3. Silaturahmi “Mapag Dulur”
“Mapag dulur” berarti menyambut atau mengunjungi sanak saudara. Di Garut, tradisi ini dilakukan dengan penuh kehangatan, dari rumah ke rumah, sambil menikmati hidangan khas Lebaran seperti dodol Garut dan aneka kue tradisional.
4. Berburu Dodol Garut
Tak lengkap rasanya Lebaran di Garut tanpa dodol. Banyak warga dan wisatawan berburu Dodol Garut sebagai oleh-oleh. Proses pembuatannya yang tradisional menjadikan dodol bukan hanya makanan, tetapi juga warisan budaya.

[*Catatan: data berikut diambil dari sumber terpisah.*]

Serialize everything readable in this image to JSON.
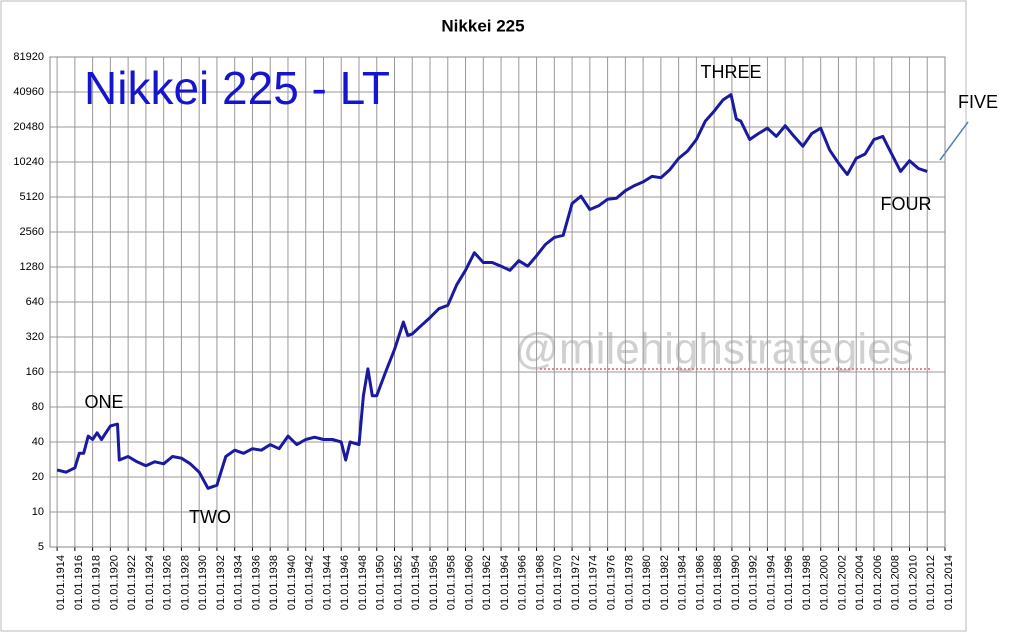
{
  "chart_data": {
    "type": "line",
    "title": "Nikkei 225",
    "annotations": {
      "label": "Nikkei 225 - LT",
      "waves": [
        "ONE",
        "TWO",
        "THREE",
        "FOUR",
        "FIVE"
      ],
      "watermark": "@milehighstrategies"
    },
    "log_scale": "y",
    "grid": true,
    "xlim": [
      1913.2,
      2014
    ],
    "xticks": [
      {
        "value": 1914,
        "label": "01.01.1914"
      },
      {
        "value": 1916,
        "label": "01.01.1916"
      },
      {
        "value": 1918,
        "label": "01.01.1918"
      },
      {
        "value": 1920,
        "label": "01.01.1920"
      },
      {
        "value": 1922,
        "label": "01.01.1922"
      },
      {
        "value": 1924,
        "label": "01.01.1924"
      },
      {
        "value": 1926,
        "label": "01.01.1926"
      },
      {
        "value": 1928,
        "label": "01.01.1928"
      },
      {
        "value": 1930,
        "label": "01.01.1930"
      },
      {
        "value": 1932,
        "label": "01.01.1932"
      },
      {
        "value": 1934,
        "label": "01.01.1934"
      },
      {
        "value": 1936,
        "label": "01.01.1936"
      },
      {
        "value": 1938,
        "label": "01.01.1938"
      },
      {
        "value": 1940,
        "label": "01.01.1940"
      },
      {
        "value": 1942,
        "label": "01.01.1942"
      },
      {
        "value": 1944,
        "label": "01.01.1944"
      },
      {
        "value": 1946,
        "label": "01.01.1946"
      },
      {
        "value": 1948,
        "label": "01.01.1948"
      },
      {
        "value": 1950,
        "label": "01.01.1950"
      },
      {
        "value": 1952,
        "label": "01.01.1952"
      },
      {
        "value": 1954,
        "label": "01.01.1954"
      },
      {
        "value": 1956,
        "label": "01.01.1956"
      },
      {
        "value": 1958,
        "label": "01.01.1958"
      },
      {
        "value": 1960,
        "label": "01.01.1960"
      },
      {
        "value": 1962,
        "label": "01.01.1962"
      },
      {
        "value": 1964,
        "label": "01.01.1964"
      },
      {
        "value": 1966,
        "label": "01.01.1966"
      },
      {
        "value": 1968,
        "label": "01.01.1968"
      },
      {
        "value": 1970,
        "label": "01.01.1970"
      },
      {
        "value": 1972,
        "label": "01.01.1972"
      },
      {
        "value": 1974,
        "label": "01.01.1974"
      },
      {
        "value": 1976,
        "label": "01.01.1976"
      },
      {
        "value": 1978,
        "label": "01.01.1978"
      },
      {
        "value": 1980,
        "label": "01.01.1980"
      },
      {
        "value": 1982,
        "label": "01.01.1982"
      },
      {
        "value": 1984,
        "label": "01.01.1984"
      },
      {
        "value": 1986,
        "label": "01.01.1986"
      },
      {
        "value": 1988,
        "label": "01.01.1988"
      },
      {
        "value": 1990,
        "label": "01.01.1990"
      },
      {
        "value": 1992,
        "label": "01.01.1992"
      },
      {
        "value": 1994,
        "label": "01.01.1994"
      },
      {
        "value": 1996,
        "label": "01.01.1996"
      },
      {
        "value": 1998,
        "label": "01.01.1998"
      },
      {
        "value": 2000,
        "label": "01.01.2000"
      },
      {
        "value": 2002,
        "label": "01.01.2002"
      },
      {
        "value": 2004,
        "label": "01.01.2004"
      },
      {
        "value": 2006,
        "label": "01.01.2006"
      },
      {
        "value": 2008,
        "label": "01.01.2008"
      },
      {
        "value": 2010,
        "label": "01.01.2010"
      },
      {
        "value": 2012,
        "label": "01.01.2012"
      },
      {
        "value": 2014,
        "label": "01.01.2014"
      }
    ],
    "ylim": [
      5,
      81920
    ],
    "yticks": [
      5,
      10,
      20,
      40,
      80,
      160,
      320,
      640,
      1280,
      2560,
      5120,
      10240,
      20480,
      40960,
      81920
    ],
    "color": "#1a1aa0",
    "x": [
      1914,
      1915,
      1916,
      1916.5,
      1917,
      1917.5,
      1918,
      1918.5,
      1919,
      1920,
      1920.8,
      1921,
      1922,
      1923,
      1924,
      1925,
      1926,
      1927,
      1928,
      1929,
      1930,
      1931,
      1932,
      1933,
      1934,
      1935,
      1936,
      1937,
      1938,
      1939,
      1940,
      1941,
      1942,
      1943,
      1944,
      1945,
      1946,
      1946.5,
      1947,
      1948,
      1948.5,
      1949,
      1949.5,
      1950,
      1951,
      1952,
      1953,
      1953.5,
      1954,
      1955,
      1956,
      1957,
      1958,
      1959,
      1960,
      1961,
      1962,
      1963,
      1964,
      1965,
      1966,
      1967,
      1968,
      1969,
      1970,
      1971,
      1972,
      1973,
      1974,
      1975,
      1976,
      1977,
      1978,
      1979,
      1980,
      1981,
      1982,
      1983,
      1984,
      1985,
      1986,
      1987,
      1988,
      1989,
      1989.9,
      1990.5,
      1991,
      1992,
      1993,
      1994,
      1995,
      1996,
      1997,
      1998,
      1999,
      2000,
      2001,
      2002,
      2003,
      2004,
      2005,
      2006,
      2007,
      2008,
      2009,
      2010,
      2011,
      2012
    ],
    "values": [
      23,
      22,
      24,
      32,
      32,
      45,
      42,
      48,
      42,
      55,
      57,
      28,
      30,
      27,
      25,
      27,
      26,
      30,
      29,
      26,
      22,
      16,
      17,
      30,
      34,
      32,
      35,
      34,
      38,
      35,
      45,
      38,
      42,
      44,
      42,
      42,
      40,
      28,
      40,
      38,
      100,
      170,
      100,
      100,
      160,
      250,
      430,
      330,
      340,
      400,
      470,
      560,
      600,
      900,
      1200,
      1700,
      1400,
      1400,
      1300,
      1200,
      1450,
      1300,
      1600,
      2000,
      2300,
      2400,
      4500,
      5200,
      4000,
      4300,
      4900,
      5000,
      5800,
      6400,
      6900,
      7700,
      7500,
      8800,
      11000,
      12700,
      16000,
      23000,
      28000,
      35000,
      38900,
      24000,
      23000,
      16000,
      18000,
      20000,
      17000,
      21000,
      17000,
      14000,
      18000,
      20000,
      13000,
      10000,
      8000,
      11000,
      12000,
      16000,
      17000,
      12000,
      8500,
      10500,
      9000,
      8500
    ]
  }
}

5. Wisata Lebaran ke Alam Garut
Setelah rangkaian ibadah dan silaturahmi, masyarakat biasanya memanfaatkan waktu untuk berwisata ke tempat-tempat alam seperti Pantai Santolo atau kawasan pegunungan. Ini menjadi cara melepas penat sekaligus mensyukuri keindahan alam.
Tradisi-tradisi ini menunjukkan bahwa Lebaran di Garut bukan hanya perayaan spiritual, tetapi juga perayaan budaya dan kebersamaan.
Di balik setiap kebiasaan, tersimpan nilai kekeluargaan, rasa syukur, dan identitas lokal yang tetap hidup di tengah perubahan zaman.